In the mercurial world of British politics, it is often hard to predict which policies will be carried through to completion, and which will be quietly ditched after the latest ‘changing of the guards’ in Westminster.
Unfortunately, it seems the economic plan which excited local leaders most over the summer – Investment Zones – may be the latest Liz Truss initiative to be relegated to the political scrapheap. Such an about-face by the Conservatives would cause much frustration amongst both councils and businesses; many of whom have been working tirelessly to meet the sharp deadline set by the previous Prime Minister.
However, it may be that such a reset is precisely what is needed to enable a more comprehensive and successful version of the plan to emerge.
The idea of low-tax, low-regulation economic zones has been trialled in various forms throughout the world – and with some notable successes. The concept is simple: identify an appropriate site, offer tax-breaks to companies who choose to locate there, and hence supercharge an area that has previously struggled to attract much trade.
Critics of the strategy argue that simply creating such zones does not guarantee new businesses will move into them. Instead, they may simply draw in other local companies who are willing to hop short distances to take advantage of the tax breaks. The result is a mere shuffling around of the local economy, rather an injection of new life into the area.

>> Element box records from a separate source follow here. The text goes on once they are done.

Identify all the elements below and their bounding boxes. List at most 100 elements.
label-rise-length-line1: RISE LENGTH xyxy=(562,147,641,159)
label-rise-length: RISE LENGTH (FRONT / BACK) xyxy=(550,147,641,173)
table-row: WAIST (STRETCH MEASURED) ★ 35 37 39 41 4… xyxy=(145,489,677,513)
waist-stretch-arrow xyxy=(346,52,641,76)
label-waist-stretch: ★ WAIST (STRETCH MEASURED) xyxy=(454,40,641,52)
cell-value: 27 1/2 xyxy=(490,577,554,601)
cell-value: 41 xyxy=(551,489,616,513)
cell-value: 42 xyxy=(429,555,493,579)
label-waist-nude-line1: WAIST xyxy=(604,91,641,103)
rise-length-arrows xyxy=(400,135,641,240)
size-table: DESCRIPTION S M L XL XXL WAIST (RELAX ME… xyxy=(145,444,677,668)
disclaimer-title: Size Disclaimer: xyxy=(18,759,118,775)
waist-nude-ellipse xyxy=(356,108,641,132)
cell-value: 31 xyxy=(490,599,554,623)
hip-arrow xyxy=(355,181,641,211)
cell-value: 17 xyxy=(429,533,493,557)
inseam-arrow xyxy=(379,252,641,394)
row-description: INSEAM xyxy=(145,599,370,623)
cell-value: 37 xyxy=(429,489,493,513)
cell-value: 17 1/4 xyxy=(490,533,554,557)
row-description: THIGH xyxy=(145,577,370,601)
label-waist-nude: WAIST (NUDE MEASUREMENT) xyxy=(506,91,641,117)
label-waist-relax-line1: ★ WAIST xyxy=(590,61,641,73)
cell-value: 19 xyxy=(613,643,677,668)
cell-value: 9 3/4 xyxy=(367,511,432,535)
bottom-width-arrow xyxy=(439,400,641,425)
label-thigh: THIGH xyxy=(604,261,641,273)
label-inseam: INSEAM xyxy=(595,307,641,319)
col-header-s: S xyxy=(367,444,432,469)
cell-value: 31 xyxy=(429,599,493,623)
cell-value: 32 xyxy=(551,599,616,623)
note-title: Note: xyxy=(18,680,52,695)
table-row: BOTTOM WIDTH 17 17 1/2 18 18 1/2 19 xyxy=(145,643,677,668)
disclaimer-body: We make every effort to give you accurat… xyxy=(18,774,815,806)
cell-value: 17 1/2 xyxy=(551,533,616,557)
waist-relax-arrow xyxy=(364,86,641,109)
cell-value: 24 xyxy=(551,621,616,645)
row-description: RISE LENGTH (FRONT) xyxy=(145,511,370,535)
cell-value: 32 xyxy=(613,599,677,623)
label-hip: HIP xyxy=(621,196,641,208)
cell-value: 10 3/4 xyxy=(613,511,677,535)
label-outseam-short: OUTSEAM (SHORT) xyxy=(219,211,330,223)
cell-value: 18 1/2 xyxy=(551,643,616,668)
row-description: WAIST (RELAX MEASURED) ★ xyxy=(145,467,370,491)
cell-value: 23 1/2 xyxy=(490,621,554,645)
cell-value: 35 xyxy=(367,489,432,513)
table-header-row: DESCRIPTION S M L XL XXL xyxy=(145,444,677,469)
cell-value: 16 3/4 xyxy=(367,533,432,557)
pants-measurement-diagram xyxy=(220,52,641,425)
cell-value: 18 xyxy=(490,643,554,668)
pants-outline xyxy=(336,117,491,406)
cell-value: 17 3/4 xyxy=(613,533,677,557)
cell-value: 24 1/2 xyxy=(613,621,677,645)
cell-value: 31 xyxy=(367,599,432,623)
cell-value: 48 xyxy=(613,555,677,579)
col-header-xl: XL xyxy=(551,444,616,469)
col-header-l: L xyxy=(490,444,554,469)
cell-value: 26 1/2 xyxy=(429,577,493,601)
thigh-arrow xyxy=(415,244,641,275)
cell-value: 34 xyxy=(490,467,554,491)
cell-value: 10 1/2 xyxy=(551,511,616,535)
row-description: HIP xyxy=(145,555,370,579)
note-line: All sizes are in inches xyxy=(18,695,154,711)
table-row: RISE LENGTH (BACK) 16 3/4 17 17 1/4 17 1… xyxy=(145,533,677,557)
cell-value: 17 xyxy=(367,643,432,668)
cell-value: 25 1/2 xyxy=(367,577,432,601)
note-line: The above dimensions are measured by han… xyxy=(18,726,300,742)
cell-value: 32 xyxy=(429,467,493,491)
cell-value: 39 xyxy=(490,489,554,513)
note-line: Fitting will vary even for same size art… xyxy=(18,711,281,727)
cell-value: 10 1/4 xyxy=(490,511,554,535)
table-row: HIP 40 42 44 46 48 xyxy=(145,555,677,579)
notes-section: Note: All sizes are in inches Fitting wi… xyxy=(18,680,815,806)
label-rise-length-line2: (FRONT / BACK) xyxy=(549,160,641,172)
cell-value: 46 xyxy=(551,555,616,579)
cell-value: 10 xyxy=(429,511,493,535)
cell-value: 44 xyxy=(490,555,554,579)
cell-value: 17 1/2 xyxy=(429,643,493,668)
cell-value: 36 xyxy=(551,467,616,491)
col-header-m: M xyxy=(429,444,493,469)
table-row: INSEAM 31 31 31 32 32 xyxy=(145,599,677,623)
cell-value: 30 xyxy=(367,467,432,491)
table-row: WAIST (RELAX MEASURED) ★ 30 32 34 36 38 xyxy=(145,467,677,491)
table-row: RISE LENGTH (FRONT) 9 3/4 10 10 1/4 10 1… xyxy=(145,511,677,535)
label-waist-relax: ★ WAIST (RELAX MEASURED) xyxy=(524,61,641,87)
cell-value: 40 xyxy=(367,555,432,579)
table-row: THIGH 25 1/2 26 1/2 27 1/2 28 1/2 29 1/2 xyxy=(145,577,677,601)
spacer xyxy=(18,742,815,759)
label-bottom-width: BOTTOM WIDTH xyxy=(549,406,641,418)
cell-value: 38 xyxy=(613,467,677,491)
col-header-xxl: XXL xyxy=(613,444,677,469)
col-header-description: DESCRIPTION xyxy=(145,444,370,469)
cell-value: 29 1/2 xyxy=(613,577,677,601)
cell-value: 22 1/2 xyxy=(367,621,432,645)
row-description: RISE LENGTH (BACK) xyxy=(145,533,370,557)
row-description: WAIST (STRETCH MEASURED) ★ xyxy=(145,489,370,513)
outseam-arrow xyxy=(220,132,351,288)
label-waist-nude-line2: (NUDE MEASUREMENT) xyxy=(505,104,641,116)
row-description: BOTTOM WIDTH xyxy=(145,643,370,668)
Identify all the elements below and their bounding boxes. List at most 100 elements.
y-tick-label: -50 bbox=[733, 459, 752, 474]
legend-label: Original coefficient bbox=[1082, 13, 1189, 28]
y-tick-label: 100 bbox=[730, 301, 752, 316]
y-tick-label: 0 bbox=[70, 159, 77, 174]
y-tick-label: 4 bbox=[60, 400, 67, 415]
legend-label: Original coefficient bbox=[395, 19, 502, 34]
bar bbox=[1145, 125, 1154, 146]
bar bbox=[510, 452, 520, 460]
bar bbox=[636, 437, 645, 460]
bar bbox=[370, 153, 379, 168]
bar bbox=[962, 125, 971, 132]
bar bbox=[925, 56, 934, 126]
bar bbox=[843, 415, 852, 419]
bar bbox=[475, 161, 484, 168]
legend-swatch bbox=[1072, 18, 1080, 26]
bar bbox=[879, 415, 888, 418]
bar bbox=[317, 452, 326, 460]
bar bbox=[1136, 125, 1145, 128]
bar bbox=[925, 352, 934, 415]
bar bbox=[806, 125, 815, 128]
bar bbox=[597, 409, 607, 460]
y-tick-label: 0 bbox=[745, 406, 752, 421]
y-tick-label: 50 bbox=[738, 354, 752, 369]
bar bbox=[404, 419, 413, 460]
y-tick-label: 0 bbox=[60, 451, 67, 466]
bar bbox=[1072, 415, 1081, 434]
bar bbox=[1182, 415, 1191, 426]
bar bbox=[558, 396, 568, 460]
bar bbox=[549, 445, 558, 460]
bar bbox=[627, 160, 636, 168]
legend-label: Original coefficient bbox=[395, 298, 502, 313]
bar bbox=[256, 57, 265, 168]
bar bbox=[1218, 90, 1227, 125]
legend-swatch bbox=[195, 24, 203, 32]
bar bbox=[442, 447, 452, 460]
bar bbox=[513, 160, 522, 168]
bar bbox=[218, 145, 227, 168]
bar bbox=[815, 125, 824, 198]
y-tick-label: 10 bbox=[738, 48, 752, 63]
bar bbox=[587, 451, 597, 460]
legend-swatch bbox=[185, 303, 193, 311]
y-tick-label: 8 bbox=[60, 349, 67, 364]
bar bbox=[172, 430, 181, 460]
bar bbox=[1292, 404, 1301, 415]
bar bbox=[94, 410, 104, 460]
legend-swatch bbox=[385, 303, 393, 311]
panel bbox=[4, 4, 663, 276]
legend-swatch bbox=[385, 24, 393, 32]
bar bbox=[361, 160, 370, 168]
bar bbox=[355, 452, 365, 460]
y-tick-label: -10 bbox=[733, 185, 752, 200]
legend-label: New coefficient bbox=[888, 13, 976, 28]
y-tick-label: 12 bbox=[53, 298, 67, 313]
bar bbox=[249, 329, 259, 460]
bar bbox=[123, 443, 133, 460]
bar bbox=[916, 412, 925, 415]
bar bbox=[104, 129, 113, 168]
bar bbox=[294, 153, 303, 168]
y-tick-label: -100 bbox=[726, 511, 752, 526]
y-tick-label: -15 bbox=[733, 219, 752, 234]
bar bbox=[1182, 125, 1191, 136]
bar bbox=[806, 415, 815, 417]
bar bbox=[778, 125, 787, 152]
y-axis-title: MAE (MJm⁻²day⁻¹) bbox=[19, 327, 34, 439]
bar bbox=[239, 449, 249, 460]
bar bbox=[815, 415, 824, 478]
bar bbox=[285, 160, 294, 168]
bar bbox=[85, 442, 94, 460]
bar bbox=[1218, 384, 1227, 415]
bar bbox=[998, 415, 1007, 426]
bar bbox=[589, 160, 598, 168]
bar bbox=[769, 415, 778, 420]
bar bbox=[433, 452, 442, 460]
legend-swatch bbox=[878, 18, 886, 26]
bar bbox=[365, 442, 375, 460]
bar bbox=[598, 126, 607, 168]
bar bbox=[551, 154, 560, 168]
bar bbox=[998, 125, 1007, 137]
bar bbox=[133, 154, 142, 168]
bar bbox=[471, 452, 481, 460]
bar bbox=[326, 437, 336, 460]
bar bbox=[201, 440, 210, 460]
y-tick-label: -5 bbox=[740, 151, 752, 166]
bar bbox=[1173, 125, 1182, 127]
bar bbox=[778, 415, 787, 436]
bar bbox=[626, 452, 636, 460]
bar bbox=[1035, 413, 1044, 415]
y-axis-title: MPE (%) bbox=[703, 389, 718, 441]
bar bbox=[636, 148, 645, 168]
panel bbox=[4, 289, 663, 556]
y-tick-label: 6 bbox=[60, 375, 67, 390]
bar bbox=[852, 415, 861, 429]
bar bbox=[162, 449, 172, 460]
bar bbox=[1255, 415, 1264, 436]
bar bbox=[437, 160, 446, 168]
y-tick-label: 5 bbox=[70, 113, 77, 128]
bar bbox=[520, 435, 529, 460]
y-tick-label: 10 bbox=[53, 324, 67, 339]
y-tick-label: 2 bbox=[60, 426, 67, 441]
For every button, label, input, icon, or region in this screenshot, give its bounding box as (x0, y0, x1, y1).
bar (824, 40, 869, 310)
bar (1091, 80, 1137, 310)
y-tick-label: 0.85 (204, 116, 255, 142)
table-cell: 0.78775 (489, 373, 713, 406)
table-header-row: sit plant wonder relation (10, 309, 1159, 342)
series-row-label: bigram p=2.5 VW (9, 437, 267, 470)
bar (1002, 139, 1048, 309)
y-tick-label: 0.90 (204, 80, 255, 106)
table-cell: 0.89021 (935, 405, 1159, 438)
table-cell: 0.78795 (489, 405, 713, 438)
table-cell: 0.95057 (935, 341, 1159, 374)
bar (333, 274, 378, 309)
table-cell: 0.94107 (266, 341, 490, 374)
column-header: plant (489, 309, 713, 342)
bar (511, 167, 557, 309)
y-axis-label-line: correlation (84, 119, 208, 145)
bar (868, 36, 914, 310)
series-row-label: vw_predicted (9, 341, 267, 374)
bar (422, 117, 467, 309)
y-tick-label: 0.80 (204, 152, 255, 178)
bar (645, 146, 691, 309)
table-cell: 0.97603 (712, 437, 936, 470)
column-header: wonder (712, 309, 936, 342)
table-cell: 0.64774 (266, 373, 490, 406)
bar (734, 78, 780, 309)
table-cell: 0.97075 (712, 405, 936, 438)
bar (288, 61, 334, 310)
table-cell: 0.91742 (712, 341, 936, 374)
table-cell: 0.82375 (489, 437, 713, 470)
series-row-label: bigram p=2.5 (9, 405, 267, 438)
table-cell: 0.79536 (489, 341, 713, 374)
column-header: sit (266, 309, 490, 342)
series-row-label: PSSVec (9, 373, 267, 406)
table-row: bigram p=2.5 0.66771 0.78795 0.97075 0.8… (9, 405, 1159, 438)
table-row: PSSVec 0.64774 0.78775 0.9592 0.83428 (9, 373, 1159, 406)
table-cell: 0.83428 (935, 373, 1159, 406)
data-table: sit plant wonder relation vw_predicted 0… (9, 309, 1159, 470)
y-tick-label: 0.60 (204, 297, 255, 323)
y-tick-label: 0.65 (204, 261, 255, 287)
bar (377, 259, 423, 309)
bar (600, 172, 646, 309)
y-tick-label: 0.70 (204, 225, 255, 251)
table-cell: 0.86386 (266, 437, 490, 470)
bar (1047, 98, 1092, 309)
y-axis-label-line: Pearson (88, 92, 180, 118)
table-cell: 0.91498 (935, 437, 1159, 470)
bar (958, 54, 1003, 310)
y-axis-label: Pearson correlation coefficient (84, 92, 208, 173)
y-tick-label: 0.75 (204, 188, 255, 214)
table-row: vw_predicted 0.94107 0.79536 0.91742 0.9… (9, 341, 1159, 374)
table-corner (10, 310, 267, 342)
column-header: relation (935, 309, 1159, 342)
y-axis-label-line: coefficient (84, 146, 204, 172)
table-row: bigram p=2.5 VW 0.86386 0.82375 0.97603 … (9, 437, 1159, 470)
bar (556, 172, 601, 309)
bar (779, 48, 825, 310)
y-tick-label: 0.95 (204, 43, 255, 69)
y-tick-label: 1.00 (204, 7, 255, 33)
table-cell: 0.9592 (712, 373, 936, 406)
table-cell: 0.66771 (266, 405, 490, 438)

This is no doubt a genuine problem. Indeed, I personally saw this happen at Alconbury Weald in Cambridgeshire – which for me underlined the vital need to establish checks aimed at preventing savvy opportunists from gaming the system. There are also ways that the Investment Zone strategy could be tweaked at a structural level to mitigate this risk.
One method would be to pivot away from a model centred on a single central Investment Zone (in Norfolk, say), towards one which establishes a network of such zones at multiple points throughout a region. Doing so could reduce the fiscal and logistical burden of moving areas for many companies (by providing a range of zone options to choose from), and would encourage productive interactions between the many different growth zones as well.
My colleagues and I at the Eastern Powerhouse have for months been advocating for this kind of ‘polycentric’ approach, and we believe that the East of England – with its eclectic and scattered economic geography – could be an ideal place to road-test the plan.
It is clear to see where the major economic drivers in the East are. Cambridge, Norwich, Ipswich, and Colchester are all vital regional hubs which host leading business in high-growth sectors like agritech, green energy, and life sciences. By gathering these success clusters together into a region-wide ‘archipelago of growth’, a revitalised Investment Zones plan could spread prosperity and opportunity to all corners of the East.
What’s more, it could offer a model for rural areas across the UK which have not been well served by centralised economic policies in the past.
Clearly, methods used to promote growth in cities are often ill-fitted to economically diverse and spread-out regions like the East. And yet, a common tendency in central government is to try and shoehorn urban-based policies into the countryside – a clumsy and ineffective way to utilise local resources.
By fixating on one lucky area in each region, the current Investment Zones plan risks deepening the problem of centralisation and the aggregation of success in regions that could achieve so much more by pulling together.
In short, trying to replicate successful schemes like Canary Wharf in places like the East of England is a pointless exercise – as what works in cities may not be applicable elsewhere.
When I worked with ResPublica to set up the Eastern Powerhouse in March, one of our aims was to encourage the government to ‘think regionally’ in its levelling up plans for the East. In making this case, we hoped to inspire a shift in economic policy towards a region-based, cross border approach, to business growth. This would require the government to consider bespoke, tailor-made solutions to local economic challenges – and to adapt existing policies to the unique opportunities and challenges presented by each region.
Doing so may prove vital to Rishi Sunak’s goal of steering the economic ship back on course. A polycentric Investment Zones plan – to be trialled in the East before potentially being rolled-out nationwide – would be a fighting start.